Seorang pria berpakaian khas seorang dokter dengan stetoskop yang melingkar di lehernya menghela napas panjang membuat Gracia semakin khawatir.
"Jangan diam doang, jawab pertanyaan saya!!" Gracia tak sadar jika dirinya sudah membuat keributan di koridor rumah sakit, dia hanya ingin tahu bagaimana keadaan Shani tetapi dokter Herman terlihat seperti mengulur waktu membuatnya tidak benar menahan emosi.

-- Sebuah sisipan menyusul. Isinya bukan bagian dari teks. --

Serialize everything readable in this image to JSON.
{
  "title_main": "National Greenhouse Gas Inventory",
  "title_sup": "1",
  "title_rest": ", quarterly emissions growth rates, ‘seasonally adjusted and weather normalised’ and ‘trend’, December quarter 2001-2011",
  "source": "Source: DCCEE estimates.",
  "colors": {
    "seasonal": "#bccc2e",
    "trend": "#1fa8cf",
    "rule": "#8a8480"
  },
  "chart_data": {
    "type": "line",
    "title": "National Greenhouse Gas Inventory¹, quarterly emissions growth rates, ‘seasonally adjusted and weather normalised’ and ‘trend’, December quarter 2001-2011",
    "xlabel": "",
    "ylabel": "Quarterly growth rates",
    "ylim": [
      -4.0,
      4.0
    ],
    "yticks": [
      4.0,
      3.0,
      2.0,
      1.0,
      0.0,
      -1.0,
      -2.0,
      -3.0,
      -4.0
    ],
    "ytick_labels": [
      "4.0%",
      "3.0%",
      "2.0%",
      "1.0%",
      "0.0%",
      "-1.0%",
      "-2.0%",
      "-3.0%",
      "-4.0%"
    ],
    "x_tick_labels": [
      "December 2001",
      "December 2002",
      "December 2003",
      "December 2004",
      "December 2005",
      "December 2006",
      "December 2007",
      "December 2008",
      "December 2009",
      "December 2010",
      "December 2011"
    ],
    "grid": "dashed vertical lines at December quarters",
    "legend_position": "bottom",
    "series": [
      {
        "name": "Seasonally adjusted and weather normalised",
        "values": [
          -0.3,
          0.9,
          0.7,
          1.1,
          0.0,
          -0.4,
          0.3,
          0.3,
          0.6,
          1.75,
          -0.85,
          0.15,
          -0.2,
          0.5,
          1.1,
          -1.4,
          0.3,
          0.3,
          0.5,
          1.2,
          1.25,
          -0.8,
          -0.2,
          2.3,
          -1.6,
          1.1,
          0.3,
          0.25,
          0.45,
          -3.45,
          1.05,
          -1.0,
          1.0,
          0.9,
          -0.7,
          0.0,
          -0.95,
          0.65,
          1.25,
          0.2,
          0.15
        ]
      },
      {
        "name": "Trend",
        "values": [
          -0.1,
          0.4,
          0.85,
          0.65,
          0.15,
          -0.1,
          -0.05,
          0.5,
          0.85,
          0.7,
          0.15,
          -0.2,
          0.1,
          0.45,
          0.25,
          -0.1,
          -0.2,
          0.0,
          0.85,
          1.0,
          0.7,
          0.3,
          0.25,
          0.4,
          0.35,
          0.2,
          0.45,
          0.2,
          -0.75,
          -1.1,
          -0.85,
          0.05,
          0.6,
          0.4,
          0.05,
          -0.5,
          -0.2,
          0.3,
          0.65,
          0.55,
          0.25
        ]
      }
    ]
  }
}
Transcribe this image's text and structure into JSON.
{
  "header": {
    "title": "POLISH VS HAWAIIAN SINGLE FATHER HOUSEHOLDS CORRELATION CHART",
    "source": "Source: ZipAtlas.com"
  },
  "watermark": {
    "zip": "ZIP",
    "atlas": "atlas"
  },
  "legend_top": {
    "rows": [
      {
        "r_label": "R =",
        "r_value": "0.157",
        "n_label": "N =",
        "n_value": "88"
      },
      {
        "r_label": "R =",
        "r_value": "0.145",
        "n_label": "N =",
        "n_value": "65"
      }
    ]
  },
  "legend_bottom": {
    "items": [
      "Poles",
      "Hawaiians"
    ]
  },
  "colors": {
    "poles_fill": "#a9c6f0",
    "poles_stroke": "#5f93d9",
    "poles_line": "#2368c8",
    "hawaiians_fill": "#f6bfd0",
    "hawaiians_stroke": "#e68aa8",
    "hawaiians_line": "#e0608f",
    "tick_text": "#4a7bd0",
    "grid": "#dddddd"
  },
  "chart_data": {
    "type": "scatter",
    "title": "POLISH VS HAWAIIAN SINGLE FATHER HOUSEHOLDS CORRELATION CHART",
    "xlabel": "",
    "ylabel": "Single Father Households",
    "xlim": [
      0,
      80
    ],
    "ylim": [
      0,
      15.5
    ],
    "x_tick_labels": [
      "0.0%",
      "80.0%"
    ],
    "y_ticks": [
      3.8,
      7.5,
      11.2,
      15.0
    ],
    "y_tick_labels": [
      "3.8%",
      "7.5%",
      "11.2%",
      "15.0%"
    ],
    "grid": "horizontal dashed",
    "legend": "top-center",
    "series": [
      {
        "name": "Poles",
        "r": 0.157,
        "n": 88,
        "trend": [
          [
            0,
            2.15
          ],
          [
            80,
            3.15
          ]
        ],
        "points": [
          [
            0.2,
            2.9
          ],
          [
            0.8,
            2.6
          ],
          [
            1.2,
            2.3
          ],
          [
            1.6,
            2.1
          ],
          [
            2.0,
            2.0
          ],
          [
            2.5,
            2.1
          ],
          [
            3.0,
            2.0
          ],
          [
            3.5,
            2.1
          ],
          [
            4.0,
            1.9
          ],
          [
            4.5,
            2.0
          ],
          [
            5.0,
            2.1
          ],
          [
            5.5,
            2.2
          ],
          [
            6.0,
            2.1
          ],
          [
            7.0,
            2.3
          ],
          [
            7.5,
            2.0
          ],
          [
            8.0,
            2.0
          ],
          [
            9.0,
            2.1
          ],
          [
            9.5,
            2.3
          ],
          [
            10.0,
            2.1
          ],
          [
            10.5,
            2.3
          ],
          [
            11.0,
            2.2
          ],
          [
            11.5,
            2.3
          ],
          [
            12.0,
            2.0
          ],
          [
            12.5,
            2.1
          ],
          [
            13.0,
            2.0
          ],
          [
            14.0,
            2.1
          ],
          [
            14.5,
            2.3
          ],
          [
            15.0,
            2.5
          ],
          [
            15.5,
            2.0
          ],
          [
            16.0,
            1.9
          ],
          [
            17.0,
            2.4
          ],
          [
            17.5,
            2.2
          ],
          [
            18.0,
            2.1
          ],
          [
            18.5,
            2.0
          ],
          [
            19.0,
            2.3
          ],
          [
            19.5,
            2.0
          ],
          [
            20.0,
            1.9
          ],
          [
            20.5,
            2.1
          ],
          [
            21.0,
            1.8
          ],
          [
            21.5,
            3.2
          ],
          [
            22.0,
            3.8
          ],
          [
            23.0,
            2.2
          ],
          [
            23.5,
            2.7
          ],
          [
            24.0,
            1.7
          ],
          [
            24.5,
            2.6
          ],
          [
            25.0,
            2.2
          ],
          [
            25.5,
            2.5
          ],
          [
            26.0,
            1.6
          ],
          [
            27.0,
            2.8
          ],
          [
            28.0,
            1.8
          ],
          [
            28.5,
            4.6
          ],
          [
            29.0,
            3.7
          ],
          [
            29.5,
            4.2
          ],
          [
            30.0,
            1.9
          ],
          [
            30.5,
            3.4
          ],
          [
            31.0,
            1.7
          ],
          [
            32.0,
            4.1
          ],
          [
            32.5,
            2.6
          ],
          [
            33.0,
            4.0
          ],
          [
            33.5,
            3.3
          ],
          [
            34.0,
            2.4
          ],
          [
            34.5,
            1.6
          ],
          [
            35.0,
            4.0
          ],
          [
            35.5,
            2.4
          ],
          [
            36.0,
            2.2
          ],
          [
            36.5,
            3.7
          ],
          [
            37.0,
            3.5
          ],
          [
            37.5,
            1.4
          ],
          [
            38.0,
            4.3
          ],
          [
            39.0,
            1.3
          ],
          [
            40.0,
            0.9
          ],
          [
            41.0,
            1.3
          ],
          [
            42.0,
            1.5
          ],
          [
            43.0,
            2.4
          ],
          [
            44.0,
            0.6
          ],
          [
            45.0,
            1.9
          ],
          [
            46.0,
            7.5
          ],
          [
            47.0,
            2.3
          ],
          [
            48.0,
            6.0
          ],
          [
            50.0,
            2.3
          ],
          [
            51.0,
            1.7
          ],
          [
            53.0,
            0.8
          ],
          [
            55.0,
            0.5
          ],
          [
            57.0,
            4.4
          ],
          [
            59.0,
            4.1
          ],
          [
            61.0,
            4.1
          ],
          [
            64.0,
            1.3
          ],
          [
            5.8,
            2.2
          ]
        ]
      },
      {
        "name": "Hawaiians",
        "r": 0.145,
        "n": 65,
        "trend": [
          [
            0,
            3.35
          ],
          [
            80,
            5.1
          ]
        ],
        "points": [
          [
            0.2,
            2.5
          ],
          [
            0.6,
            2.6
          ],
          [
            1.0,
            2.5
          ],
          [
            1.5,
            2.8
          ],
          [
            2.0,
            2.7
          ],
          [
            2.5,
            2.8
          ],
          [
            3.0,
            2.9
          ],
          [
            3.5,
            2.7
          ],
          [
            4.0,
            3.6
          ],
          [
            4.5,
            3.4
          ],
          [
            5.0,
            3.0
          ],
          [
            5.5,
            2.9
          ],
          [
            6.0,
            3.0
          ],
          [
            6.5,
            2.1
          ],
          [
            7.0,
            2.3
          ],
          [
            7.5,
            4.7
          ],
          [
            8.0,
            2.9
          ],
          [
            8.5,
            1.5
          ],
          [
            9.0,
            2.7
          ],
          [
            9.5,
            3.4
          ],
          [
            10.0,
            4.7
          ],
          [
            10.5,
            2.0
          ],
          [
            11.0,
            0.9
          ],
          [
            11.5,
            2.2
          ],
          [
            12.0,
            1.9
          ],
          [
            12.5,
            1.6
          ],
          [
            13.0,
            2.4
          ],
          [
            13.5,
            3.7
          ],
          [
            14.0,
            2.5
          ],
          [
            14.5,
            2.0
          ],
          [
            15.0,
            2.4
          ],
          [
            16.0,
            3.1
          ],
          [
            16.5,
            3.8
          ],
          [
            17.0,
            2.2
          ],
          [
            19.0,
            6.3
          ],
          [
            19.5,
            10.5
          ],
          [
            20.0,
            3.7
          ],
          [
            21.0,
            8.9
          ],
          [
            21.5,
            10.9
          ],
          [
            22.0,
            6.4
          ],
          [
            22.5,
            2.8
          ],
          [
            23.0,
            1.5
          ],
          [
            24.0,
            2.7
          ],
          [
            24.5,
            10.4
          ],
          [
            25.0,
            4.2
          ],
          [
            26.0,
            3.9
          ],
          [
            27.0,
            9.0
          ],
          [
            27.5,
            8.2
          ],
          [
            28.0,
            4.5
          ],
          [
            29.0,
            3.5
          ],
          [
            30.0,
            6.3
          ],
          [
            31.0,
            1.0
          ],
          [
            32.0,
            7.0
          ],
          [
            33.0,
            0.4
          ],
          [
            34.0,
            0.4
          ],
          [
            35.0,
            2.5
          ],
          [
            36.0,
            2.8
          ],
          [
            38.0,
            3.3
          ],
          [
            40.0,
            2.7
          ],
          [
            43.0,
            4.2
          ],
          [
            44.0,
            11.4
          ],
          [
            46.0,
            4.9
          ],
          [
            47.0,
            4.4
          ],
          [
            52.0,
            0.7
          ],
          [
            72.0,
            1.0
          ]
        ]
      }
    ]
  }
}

"Nona Shani terlalu sering memakai obat penenang yang kadar dosisnya tinggi hingga membuatnya tidak bisa lepas dari obat tersebut. Pada saat pemeriksaan, tekanan darahnya terlalu tinggi hingga jantungnya berpacu tak sesuai normalnya. Usahakan jangan membuatnya terlalu banyak pikiran apalagi sampai membuatnya tertekan, lebih baik melarangnya memakai obat penenang saat sedang gelisah.. bisa berakibat fatal jika nona Shani kembali menggunakan obat itu dalam jangka waktu dekat ini, beliau bisa kehilangan nyawa jika terus-terusan memakai chloral hydrate"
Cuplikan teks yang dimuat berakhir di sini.